Yさんと酒を飲みあったあの日。教えてもらった退職の理由。不思議な世界の話。その中に出てきた名前や単語は、今見ているマークと驚くほど重なった。夢物語だと思ってほしい。そう言って話を締めくくったYさん。だが目の前にある本は、夢物語と言うには余りにも生々しい現実を見せつけている。

2020-06-15 00:54:18
ふちゅん @Tdhutyun3Vp

現実だったのだ。Yさんが話していたことは全て、現実に起こっていたことなのだ。揺さぶりにも似た衝撃が身体を襲う。テーブルに手をつき、膨張した体内の熱を呼吸で沈めようとした。その中でちらりと本に視線をやると、細かい波線を引かれた文章の横に、一際綺麗に書かれた名前があった。

2020-06-15 01:01:02
ふちゅん @Tdhutyun3Vp

好きな人がいる世界を追いかける。Yさんの言葉が静かに浮かび上がってきた。どんなマーク、文字よりも丁寧に書かれたその名前は、その"好きな人"なのだろう。ただ名前が書かれているだけなのに、自然とそう思わせるような柔らかさがあった。がくりと力が抜け、床にへたり込む。ああ、そうか。Yさんは。

2020-06-15 01:06:59
ふちゅん @Tdhutyun3Vp

Yさんは、想い人の世界へ渡った。魔法が満ちる、別世界へ。Yさんの存在が消えたこと自体は、未だに理解できてはいないが、もうそんなことはどうでもいいと思う。魔法の世界でもどこへでも好きに行くといい。けれど、せめて幸せを祈る気持ちが伝わる所にいてほしいと願うことは許されるだろうか。

2020-06-15 01:15:17
ふちゅん @Tdhutyun3Vp

同期のYさんは不思議な人だった。何がと言われると回答に困る。けれど、どこか別の世界に生きているような錯覚を覚えさせるような人だった。 そして今、Yさんは別の世界に生きていて、この世界にはいない。

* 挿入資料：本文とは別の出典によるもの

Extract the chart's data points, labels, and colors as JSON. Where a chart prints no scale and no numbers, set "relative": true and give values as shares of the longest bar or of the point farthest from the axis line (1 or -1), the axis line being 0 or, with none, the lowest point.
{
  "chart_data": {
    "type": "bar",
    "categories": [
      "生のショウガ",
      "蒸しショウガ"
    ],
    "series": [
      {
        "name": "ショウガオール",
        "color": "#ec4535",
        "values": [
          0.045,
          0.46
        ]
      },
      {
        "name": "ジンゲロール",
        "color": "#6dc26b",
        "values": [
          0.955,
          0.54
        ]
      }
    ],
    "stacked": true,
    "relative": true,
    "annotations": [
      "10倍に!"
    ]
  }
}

錯覚は現実であり、これだけが確かなのだった。 願わくば、幸多き人生を。 一人の同期より

2020-06-15 01:26:37
ふちゅん @Tdhutyun3Vp

『同期のYさんは』 おわり

2020-06-15 01:26:37
ふちゅん @Tdhutyun3Vp

Yさんの同期、モブさん。Yさんの退職後、電話やメッセージを送ったりしたけれど、どれも繋がらなかった。昨日見ていたはずの存在が、自分一人だけの記憶の中にしかない。1人だけそんなホラー体験をさせてしまった語り部さんでした。

2020-06-15 13:04:51
ふちゅん @Tdhutyun3Vp

上司さん。Yさんに一日一箱きのこの詰め合わせを差し入れされてからは色々と態度や考え方を変えたようです。差し入れを食べるうちにきのこ全般にはまってしまい、今ではすっかりきのこイーター。現在、きのこが好きになったきっかけを思い出せずにいます。

2020-06-15 15:34:41
ふちゅん @Tdhutyun3Vp

カツラを吹き飛ばされた取引先の担当さん。完全なる事故です。心に負った傷は深かった様子。